What does < (less-than sign) between a function identifier and a function parameter mean?

Question

struct point {
    int x, y;
    bool operator<(const point &p) {
    if (x == p.x) return y < p.y;
    else return x < p.x; 
    } 
}; 

What does < between operator and (const point &p) signify?

Answer 1

What does < between operator and (const point &p) signify?

It's a part of the member function name. It is a definition of a member function which is an overload of the < operator.
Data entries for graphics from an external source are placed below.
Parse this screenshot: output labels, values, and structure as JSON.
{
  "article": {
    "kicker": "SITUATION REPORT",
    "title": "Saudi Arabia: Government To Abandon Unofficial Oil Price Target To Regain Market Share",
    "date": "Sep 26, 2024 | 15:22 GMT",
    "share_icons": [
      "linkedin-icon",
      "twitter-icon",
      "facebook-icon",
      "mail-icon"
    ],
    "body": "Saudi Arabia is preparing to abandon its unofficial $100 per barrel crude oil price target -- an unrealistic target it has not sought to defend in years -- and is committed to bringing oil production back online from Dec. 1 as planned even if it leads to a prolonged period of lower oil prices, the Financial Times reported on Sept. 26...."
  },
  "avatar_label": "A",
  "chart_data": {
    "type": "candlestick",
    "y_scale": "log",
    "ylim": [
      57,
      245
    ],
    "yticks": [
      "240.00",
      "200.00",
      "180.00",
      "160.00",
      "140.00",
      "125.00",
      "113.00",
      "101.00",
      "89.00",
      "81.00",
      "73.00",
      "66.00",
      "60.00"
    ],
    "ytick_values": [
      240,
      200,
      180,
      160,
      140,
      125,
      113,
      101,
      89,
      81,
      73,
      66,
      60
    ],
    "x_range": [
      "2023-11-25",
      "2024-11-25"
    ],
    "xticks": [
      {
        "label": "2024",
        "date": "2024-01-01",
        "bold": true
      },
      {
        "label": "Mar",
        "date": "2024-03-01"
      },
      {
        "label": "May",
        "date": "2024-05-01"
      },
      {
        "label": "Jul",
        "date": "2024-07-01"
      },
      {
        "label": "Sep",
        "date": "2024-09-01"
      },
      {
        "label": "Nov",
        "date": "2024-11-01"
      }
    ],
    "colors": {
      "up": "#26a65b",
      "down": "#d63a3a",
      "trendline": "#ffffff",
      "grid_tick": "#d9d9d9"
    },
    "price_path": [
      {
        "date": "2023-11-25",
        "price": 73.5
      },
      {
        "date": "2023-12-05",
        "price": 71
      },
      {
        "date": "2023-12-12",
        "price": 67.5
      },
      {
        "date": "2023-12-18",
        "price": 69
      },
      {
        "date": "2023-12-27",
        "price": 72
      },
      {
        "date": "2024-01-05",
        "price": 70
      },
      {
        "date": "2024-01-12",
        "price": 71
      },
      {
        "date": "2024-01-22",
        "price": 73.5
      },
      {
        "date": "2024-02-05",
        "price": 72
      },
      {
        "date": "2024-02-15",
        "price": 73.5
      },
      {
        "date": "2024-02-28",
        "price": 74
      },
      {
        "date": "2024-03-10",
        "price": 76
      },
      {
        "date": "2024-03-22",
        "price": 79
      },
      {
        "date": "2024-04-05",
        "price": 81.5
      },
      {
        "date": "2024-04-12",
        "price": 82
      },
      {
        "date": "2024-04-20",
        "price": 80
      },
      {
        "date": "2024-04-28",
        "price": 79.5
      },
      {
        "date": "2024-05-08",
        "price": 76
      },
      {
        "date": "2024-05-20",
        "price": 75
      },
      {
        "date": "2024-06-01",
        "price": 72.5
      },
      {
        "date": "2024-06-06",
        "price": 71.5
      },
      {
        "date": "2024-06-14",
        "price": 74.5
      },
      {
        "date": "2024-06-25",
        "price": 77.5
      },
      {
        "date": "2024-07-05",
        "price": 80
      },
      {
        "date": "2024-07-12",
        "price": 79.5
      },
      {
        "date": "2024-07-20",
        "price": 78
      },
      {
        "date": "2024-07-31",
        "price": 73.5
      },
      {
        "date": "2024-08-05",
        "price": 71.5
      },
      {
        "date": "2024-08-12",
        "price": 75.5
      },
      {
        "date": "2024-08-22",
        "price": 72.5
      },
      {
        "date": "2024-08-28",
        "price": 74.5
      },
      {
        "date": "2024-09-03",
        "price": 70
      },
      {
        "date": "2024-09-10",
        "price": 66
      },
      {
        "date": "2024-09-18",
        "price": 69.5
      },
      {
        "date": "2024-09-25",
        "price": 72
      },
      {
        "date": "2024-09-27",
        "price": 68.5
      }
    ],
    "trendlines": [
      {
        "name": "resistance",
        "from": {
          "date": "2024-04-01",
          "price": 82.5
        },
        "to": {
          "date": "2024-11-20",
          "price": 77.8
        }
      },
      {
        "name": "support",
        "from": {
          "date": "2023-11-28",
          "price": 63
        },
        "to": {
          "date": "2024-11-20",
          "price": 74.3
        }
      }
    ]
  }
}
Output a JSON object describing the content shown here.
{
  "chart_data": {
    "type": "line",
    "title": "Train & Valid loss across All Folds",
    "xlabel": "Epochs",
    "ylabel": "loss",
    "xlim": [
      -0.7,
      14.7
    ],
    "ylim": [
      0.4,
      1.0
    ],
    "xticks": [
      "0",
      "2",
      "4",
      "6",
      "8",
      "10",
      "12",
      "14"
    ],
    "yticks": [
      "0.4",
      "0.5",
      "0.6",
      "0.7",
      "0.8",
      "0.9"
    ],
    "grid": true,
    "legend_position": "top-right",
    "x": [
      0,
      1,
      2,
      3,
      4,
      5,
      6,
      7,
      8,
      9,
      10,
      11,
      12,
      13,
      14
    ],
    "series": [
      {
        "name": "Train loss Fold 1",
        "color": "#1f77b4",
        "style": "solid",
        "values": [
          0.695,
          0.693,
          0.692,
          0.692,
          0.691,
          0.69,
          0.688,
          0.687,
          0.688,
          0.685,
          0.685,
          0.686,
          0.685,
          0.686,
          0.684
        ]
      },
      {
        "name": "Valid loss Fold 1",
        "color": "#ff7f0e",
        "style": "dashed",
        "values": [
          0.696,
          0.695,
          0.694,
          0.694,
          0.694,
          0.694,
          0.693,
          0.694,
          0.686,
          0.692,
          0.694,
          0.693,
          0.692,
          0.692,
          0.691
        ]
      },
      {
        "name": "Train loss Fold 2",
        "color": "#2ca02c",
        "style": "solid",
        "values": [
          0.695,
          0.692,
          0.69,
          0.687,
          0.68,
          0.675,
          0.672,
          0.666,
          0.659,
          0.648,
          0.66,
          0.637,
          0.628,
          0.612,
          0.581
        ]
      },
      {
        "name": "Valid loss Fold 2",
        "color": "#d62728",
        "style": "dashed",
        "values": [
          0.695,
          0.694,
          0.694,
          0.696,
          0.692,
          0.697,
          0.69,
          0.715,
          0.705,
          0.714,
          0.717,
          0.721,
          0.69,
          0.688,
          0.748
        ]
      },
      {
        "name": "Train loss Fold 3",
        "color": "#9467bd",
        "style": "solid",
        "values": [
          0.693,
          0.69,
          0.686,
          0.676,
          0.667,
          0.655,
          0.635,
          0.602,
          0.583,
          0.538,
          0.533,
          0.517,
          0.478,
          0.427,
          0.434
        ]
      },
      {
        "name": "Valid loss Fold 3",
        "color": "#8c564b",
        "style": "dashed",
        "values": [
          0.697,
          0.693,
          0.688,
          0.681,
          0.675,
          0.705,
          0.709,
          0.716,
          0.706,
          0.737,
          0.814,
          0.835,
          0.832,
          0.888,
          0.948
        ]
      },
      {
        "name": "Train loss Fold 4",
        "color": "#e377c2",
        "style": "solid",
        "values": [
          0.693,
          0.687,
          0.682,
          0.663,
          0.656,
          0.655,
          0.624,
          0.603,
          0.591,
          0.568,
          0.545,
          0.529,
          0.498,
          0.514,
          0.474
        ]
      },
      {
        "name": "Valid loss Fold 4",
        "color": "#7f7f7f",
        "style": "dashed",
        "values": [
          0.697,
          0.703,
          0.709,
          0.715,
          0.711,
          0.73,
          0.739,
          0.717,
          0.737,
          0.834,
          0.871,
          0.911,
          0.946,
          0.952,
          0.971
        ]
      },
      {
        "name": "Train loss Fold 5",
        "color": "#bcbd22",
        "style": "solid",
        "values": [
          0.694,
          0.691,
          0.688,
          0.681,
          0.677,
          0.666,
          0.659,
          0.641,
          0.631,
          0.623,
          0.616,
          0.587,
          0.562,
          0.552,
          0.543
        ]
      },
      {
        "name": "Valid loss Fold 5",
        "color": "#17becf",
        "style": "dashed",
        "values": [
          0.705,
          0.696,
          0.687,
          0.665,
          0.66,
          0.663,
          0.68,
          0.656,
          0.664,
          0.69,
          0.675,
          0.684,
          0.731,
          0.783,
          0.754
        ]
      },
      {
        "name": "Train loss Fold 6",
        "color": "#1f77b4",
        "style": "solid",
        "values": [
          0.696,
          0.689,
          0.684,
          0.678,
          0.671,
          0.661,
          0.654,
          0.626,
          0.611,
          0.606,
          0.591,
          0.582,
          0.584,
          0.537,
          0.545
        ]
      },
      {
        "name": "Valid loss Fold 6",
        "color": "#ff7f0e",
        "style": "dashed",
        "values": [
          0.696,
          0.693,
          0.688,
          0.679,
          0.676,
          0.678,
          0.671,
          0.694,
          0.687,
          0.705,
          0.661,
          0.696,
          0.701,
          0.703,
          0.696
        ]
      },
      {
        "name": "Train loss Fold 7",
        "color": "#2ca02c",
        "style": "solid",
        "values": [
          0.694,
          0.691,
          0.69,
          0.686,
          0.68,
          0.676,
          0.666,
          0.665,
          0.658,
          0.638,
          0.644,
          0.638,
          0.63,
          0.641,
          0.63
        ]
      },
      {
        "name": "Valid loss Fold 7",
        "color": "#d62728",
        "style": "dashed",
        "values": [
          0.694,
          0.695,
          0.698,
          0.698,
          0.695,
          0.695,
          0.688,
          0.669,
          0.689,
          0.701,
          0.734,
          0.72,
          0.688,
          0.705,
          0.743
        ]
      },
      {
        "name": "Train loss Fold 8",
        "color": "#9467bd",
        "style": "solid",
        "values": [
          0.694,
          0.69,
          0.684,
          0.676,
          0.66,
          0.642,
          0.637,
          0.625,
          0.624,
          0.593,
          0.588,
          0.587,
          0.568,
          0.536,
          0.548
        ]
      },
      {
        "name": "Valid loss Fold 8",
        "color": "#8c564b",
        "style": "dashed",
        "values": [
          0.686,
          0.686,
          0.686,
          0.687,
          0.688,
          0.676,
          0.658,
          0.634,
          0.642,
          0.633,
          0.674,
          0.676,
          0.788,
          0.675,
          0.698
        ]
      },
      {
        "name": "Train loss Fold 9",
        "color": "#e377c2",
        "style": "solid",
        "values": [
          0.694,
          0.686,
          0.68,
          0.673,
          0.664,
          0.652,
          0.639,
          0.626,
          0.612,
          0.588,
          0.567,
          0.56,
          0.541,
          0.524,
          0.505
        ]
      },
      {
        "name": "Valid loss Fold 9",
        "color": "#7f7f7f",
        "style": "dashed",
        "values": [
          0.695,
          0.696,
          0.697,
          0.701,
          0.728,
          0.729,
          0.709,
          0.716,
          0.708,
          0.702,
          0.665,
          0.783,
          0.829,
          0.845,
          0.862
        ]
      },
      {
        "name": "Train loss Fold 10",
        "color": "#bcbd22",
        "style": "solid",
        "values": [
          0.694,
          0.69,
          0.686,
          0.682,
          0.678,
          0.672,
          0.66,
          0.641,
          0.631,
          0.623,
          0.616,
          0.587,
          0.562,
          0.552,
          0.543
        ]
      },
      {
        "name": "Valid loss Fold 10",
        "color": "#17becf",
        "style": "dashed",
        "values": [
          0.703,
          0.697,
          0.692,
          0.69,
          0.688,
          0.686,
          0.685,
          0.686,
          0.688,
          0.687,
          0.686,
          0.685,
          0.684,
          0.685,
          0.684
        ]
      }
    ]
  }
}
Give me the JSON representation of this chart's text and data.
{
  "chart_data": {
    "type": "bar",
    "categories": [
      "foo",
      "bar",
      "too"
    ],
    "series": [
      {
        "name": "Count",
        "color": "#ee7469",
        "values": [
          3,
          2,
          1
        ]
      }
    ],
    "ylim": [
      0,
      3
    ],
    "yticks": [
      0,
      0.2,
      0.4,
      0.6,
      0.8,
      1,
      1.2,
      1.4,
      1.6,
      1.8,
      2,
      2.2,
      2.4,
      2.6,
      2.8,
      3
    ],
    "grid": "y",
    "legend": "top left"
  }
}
It is what makes this work:

point a{};
point b{};

if(a < b) { // point::operator<(const point&) is used here.
    // 
}

Note: The member function should really be const qualified because calling the function does not change *this (the lefthand side of <).

bool operator<(const point &p) const {
//                             ^^^^^

---

... and it's also preferable if it's not even a member function, but a free function (taking two const point&):

bool operator<(const point& lhs, const point &rhs) {
    return std::tie(lhs.x, lhs.y) < std::tie(rhs.x, rhs.y);
} 

This is because if point has an implicit conversion constructor, it will allow an instance of a type that is implicitly convertible to point to appear on both the lefthand and righthand side of <. Example:

struct point {
    point(int X, int Y) :x{X}, y{Y} {}
    point(const std::pair<int, int>& pair) : x{pair.first}, y{pair.second} {}

    int x, y;
};

bool operator<(const point& lhs, const point &rhs) {
    return std::tie(lhs.x, lhs.y) < std::tie(rhs.x, rhs.y);
} 

int main() {
    std::pair<int, int> ip{10,20};
    point pnt{10,19};

    // This works with operator< as a member function or a free function:
    if(pnt < ip) std::cout << "pnt < ip\n";

    // This will not work if `operator<` is a member function:
    if(ip < pnt) std::cout << "ip < pnt\n";
//     ^^
// implicitly converted to `point`
}